COSMOS Summer 2006, Lab Exercise 5: Using Your Programs to Process Real Data

Today's exercise

In the past couple of weeks, we've written a variety of programs that process DNA sequences in different ways: counting nucleotides, calculating reverse complements, finding candidate genes, and so on. Unfortunately, it hasn't been possible for us to run them on any real data, such as the data available from GenBank. Today, using the component we built in class yesterday for reading DNA or amino acid sequences from data stored in FASTA format, I'd like you to enable some of your previous programs to work on real data. Be sure to compare your results with one another, as it's one way to know whether your results are correct.

Useful functions

In the last two lectures, we learned about functions, which allow you to write pieces of a program separately, then assemble the pieces into complete programs. Yesterday, we wrote a function to read sequence data from a FASTA file; below is a link to that function.

Function to read FASTA data

Previous solutions of yours — or the "official" solutions that I provided after each lab session — will also be useful today, though you may need to make functions out of some of them.

Useful data

I visited the GenBank web site and downloaded some real DNA data for us to experiment with today. I took the liberty of copying and pasting the data into files for you, so that it can be used by your program. Links to the data files follow.

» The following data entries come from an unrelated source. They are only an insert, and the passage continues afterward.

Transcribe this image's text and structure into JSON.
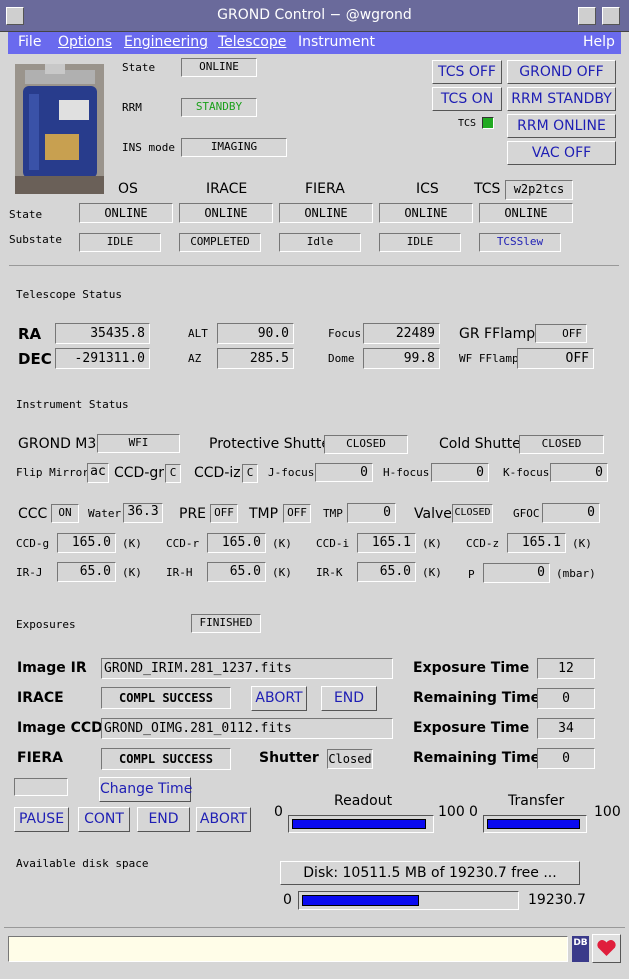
{
  "window": {
    "title": "GROND Control − @wgrond"
  },
  "menu": {
    "file": "File",
    "options": "Options",
    "engineering": "Engineering",
    "telescope": "Telescope",
    "instrument": "Instrument",
    "help": "Help"
  },
  "top": {
    "state_label": "State",
    "state_value": "ONLINE",
    "rrm_label": "RRM",
    "rrm_value": "STANDBY",
    "insmode_label": "INS mode",
    "insmode_value": "IMAGING",
    "tcs_indicator_label": "TCS",
    "buttons": {
      "tcs_off": "TCS OFF",
      "tcs_on": "TCS ON",
      "grond_off": "GROND OFF",
      "rrm_standby": "RRM STANDBY",
      "rrm_online": "RRM ONLINE",
      "vac_off": "VAC OFF"
    }
  },
  "subsystems": {
    "headers": [
      "OS",
      "IRACE",
      "FIERA",
      "ICS",
      "TCS"
    ],
    "tcs_host": "w2p2tcs",
    "state_label": "State",
    "substate_label": "Substate",
    "states": [
      "ONLINE",
      "ONLINE",
      "ONLINE",
      "ONLINE",
      "ONLINE"
    ],
    "substates": [
      "IDLE",
      "COMPLETED",
      "Idle",
      "IDLE",
      "TCSSlew"
    ]
  },
  "telescope": {
    "section": "Telescope Status",
    "ra_label": "RA",
    "ra": "35435.8",
    "dec_label": "DEC",
    "dec": "-291311.0",
    "alt_label": "ALT",
    "alt": "90.0",
    "az_label": "AZ",
    "az": "285.5",
    "focus_label": "Focus",
    "focus": "22489",
    "dome_label": "Dome",
    "dome": "99.8",
    "grff_label": "GR FFlamp",
    "grff": "OFF",
    "wfff_label": "WF FFlamp",
    "wfff": "OFF"
  },
  "instrument": {
    "section": "Instrument Status",
    "m3_label": "GROND M3",
    "m3": "WFI",
    "pshutter_label": "Protective Shutter",
    "pshutter": "CLOSED",
    "cshutter_label": "Cold Shutter",
    "cshutter": "CLOSED",
    "flip_label": "Flip Mirror",
    "flip": "ac",
    "ccdgr_label": "CCD-gr",
    "ccdgr": "C",
    "ccdiz_label": "CCD-iz",
    "ccdiz": "C",
    "jfocus_label": "J-focus",
    "jfocus": "0",
    "hfocus_label": "H-focus",
    "hfocus": "0",
    "kfocus_label": "K-focus",
    "kfocus": "0",
    "ccc_label": "CCC",
    "ccc": "ON",
    "water_label": "Water",
    "water": "36.3",
    "pre_label": "PRE",
    "pre": "OFF",
    "tmp_label": "TMP",
    "tmp": "OFF",
    "tmp2_label": "TMP",
    "tmp2": "0",
    "valve_label": "Valve",
    "valve": "CLOSED",
    "gfoc_label": "GFOC",
    "gfoc": "0",
    "ccd_g_label": "CCD-g",
    "ccd_g": "165.0",
    "ccd_r_label": "CCD-r",
    "ccd_r": "165.0",
    "ccd_i_label": "CCD-i",
    "ccd_i": "165.1",
    "ccd_z_label": "CCD-z",
    "ccd_z": "165.1",
    "ir_j_label": "IR-J",
    "ir_j": "65.0",
    "ir_h_label": "IR-H",
    "ir_h": "65.0",
    "ir_k_label": "IR-K",
    "ir_k": "65.0",
    "p_label": "P",
    "p": "0",
    "unit_k": "(K)",
    "unit_mbar": "(mbar)"
  },
  "exposures": {
    "section": "Exposures",
    "status": "FINISHED",
    "image_ir_label": "Image IR",
    "image_ir": "GROND_IRIM.281_1237.fits",
    "irace_label": "IRACE",
    "irace_status": "COMPL SUCCESS",
    "image_ccd_label": "Image CCD",
    "image_ccd": "GROND_OIMG.281_0112.fits",
    "fiera_label": "FIERA",
    "fiera_status": "COMPL SUCCESS",
    "exptime_label": "Exposure Time",
    "exptime_ir": "12",
    "exptime_ccd": "34",
    "remtime_label": "Remaining Time",
    "remtime_ir": "0",
    "remtime_ccd": "0",
    "shutter_label": "Shutter",
    "shutter": "Closed",
    "abort": "ABORT",
    "end": "END",
    "change_time": "Change Time",
    "pause": "PAUSE",
    "cont": "CONT",
    "end2": "END",
    "abort2": "ABORT",
    "readout_label": "Readout",
    "readout_min": "0",
    "readout_max": "100",
    "readout_fraction": 0.97,
    "transfer_label": "Transfer",
    "transfer_min": "0",
    "transfer_max": "100",
    "transfer_fraction": 0.97
  },
  "disk": {
    "label": "Available disk space",
    "button": "Disk: 10511.5 MB of 19230.7 free ...",
    "min": "0",
    "max": "19230.7",
    "used_fraction": 0.547
  },
  "statusbar": {
    "db_icon_text": "DB"
  }
}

Save these files on your desktop as you prepare to work today.

Today's programs

Today, I'd like you to assemble a few programs out of pieces that we've already written previously. The objective is to make some of our previous programs work with real data, such as the data that I downloaded from GenBank. You may need to write some code for each, but the difficult part has mostly been done in previous labs; today, it will mostly be necessary to assemble existing parts, with a couple of modifications to some of them so that they'll fit together.

Today's programs are:

Assemble a program that counts and reports the number of A's, C's, T's, and G's in each DNA sequence that appears in a FASTA file. First, your program should ask the user for the filename of the FASTA file, then it should read the sequences out of the file, and finally process the sequences, counting the A/C/T/G nucleotides in each, reporting the counts.
- Note that most of this work has been done previously. In the second lab session, we wrote a program to count nucleotides. Reading data from a FASTA file is done by our function from yesterday's lecture. Code for asking the user for a filename and looping over the sequences read from a file appeared in at least one program from the last Thursday's lab session.
Assemble a program that finds and reports candidate genes on the given and reverse strands of each DNA sequence that appears in a FASTA file. Like the previous program, this program should ask the user for the filename, read the sequences out of the file, and finally process the sequences. Format your output in the same way as the similar program from last Thursday's lab session.
- Initially, find candidate genes that are at least 20 codons long. Take note of the number of candidate genes that your program found on the sequences in each data file. Try increasing the necessary length of codons from 20 to 50, from 50 to 100, and from 100 to 200, to see whether it dramatically impacts the number of candidate genes that your program found.
Using today's second program as a starting point, add the component from last Thursday's lab session that translates each candidate gene to an amino acid sequence. Have your program print the amino acid sequence for each candidate gene as part of its output.

Run each of your programs on the provided FASTA data from GenBank. Be sure to compare your results with others' results.

Finished early? (Sorry, no games or videos today)

If you're done with the assignment, I'd prefer that you spend the remaining time on productive tasks. In particular, it would be good for you to spend time working on your projects, which will need to be done sooner than it seems.